Wednesday, September 12, 2007

AARP UHC ad raises question about "objective" public speech on political issues

Recently I’ve noticed some television ads sponsored by the AARP for senior health insurance from United Health Care. The ads appear to appeal to people over 50 who may still be below Medicare eligibility age. The ad points out that the policies would cover the consumer when traveling if he or she took the care to pick an in network provider in order to get in-network rates. "You can see any doctor without referrals ... but if traveling anywhere in the U.S, you have the choice of staying within network to save money." Sounds benign.

First, a point about how most health insurance works. Typically, the consumer must meet an annual out-of-pocket deductible before the company starts to pay claims. But even while paying out of his own pocket, the consumer gets the benefit of deep discounts from providers who have contracts with the health insurance company. That’s one reason why having health insurance is so important and why getting the uninsured covered is a big social and political issue.

That’s actually part of the rub. Why should a solo person without insurance have to pay more for the same services, some people ask. The discounts are enormous. In 2005, I had a cat scan that listed for $1750 and the allowed price with the UHC discounts was only $375, a discount over 75%.

Even so, the out of pocket costs for many people middle aged or over or with some pre-existing condition are enormous. There is a lot written about this all of the time.

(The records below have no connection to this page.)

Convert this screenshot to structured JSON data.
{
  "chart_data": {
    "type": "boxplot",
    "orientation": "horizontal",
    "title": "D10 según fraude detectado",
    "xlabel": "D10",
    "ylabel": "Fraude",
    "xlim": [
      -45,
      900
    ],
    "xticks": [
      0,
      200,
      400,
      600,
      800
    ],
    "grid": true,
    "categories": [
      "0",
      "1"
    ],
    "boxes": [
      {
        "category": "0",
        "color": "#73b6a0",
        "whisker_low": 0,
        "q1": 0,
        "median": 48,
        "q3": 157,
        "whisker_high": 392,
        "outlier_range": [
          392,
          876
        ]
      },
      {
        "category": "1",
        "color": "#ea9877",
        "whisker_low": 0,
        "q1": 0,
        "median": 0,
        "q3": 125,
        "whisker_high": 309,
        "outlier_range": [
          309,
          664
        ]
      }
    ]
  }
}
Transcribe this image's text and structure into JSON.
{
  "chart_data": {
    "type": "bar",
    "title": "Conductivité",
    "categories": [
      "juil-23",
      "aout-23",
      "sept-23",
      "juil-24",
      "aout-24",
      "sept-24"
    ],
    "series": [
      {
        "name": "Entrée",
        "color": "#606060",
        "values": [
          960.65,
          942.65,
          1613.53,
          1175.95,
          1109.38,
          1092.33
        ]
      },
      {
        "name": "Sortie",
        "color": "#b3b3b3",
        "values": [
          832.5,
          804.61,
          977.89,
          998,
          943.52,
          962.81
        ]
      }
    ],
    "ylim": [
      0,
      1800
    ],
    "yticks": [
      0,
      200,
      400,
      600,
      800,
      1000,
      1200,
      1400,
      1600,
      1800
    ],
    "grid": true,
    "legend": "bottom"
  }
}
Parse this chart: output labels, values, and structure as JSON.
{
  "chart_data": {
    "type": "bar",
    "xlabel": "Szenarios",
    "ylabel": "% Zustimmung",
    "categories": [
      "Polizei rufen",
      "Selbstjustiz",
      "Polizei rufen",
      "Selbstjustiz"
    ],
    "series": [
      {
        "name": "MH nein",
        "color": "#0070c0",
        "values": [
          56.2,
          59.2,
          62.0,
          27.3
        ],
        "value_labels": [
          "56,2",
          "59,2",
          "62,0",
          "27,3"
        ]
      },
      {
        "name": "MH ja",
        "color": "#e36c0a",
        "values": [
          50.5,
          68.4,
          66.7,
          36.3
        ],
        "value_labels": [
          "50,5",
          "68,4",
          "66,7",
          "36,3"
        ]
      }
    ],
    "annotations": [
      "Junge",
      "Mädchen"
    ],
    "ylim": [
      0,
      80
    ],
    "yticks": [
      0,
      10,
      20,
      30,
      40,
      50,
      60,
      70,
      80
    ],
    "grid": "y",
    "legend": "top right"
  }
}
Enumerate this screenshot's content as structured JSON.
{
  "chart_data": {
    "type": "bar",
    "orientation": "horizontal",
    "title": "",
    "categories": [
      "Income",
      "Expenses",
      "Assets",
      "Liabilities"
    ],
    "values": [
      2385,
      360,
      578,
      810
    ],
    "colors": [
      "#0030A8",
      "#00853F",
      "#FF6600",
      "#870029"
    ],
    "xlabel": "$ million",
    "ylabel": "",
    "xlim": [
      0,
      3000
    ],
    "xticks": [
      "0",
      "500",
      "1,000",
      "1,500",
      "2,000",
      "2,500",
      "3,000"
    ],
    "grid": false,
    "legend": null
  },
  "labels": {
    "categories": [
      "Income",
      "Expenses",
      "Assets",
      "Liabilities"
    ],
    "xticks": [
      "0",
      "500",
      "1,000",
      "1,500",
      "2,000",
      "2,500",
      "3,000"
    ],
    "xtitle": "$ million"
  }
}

But what I am getting to in this posting is a point about speech. The individual making the sales ad is paid to make the AARP look appealing. In fact, it may very well be a good policy. Since I have UHC through ING as a retiree, I know that, although the premiums and deductibles are heavy, the company as a whole has a good reputation in the market as far as I can tell, and my experience with the company processing claims immediately has been good. The website is pretty effective and secure. Still, on a retiree’s cash flow situation, the health insurance premium and deductible issue is a very big deal.

My point is, what if it was my job, as a 64 year old, to write and speak or act that ad on television? It’s a reasonable question. AARP and associated companies sound like a reasonable place for retirees to look for jobs and income. They are. But think what the ad does. It makes the deal from AARP/UHC look better than it really is, even though it is probably competitive in the market. It masks the deeper question, about what our health care policy ought to be.

If it is my job to advertise a particular health care policy endorsed by the AARP, however well intended, then I no longer have the right to be publicly involved in the health care debate as an individual. I no longer have the right to be “objective” in public with my questions or statements. After all, I have (in this hypothetical situation) been paid to represent one point of view in public, to put a particular public spin on it. Lobbyists and politicians do this with “the truth” all the time. I talked about this point in the blog entry Sept. 10.

I could make a similar observation about the other side. Suppose I was working for Michael Moore. In his recent film “Sicko” he presented Cuba’s socialized medicine system as presenting good free health care for average or poor people. Other responsible media sources have questioned the credibility of Moore’s claim. Single payer or nationalized medicine (like Britain’s NHS) may have many advantages, but it may have serious shortcomings (waiting lists, rationing) too.

A reality faced by many people is that they are paid to push one point of view in public. They are paid to be “partisan.” They emphasize certain things and play down or leave out other points that may be distracting or "counterproductive" from the point of view of sales and marketing. (You don't have to "overcome objections" of the consumer if you don't let the objections get raised in the first place.) Their motive, they say, is to provide for their families. That gets to another philosophical point: one is not “objective” when taking care of a family. If you want to be “objective” don’t have kids at all. Well, then, there is still filial responsibility coming down the pike.

I could have put this little post about the AARP ad on the retirement blog or major issues blog (I’ve discussed Sicko on the movies blog), but the main issue that it raises is the speech one. At least, that’s how I see this as an AP multiple choice test question.

In fairness, AARP does have some good links on health care. There is “Creating a New Health Care Program, here. There is also a link called “Divided We Fail.”

Update: Sept. 13, 2007: An example with the global warming debate

Another example of this sort of problem comes when Dr. James Hansen, of NASA's Goddard Institute for Space Studies, spoke out on his own against the blog by retired scientist James McIntyre, challenging the accuracy of some official temperature data related to the global warming debate. This was reported today in a commentary by Dr. Tim Ball and Tom Harris "New doubts on global warming in revised NASA temperature data" on p 21 of the DC Examiner. Hansen posted his views in his own blog as a private citizen (playing down McIntyre's posting) and made a presentation to Congress as a private citizen.

However, back on Jan. 29, 2006, Andrew C. Revkin of The New York Times wrote a piece "Climate Expert Says NASA Tried to Silence Him," link here (may require visitor registration). The story reports that "officials at NASA headquarters had ordered the public affairs staff to review his coming lectures, papers, postings on the Goddard Web site and requests for interviews from journalists." Indeed, this sounds like an ethical problem when one is paid to present a particular point of view in public, which presumably a government agency director is paid to do.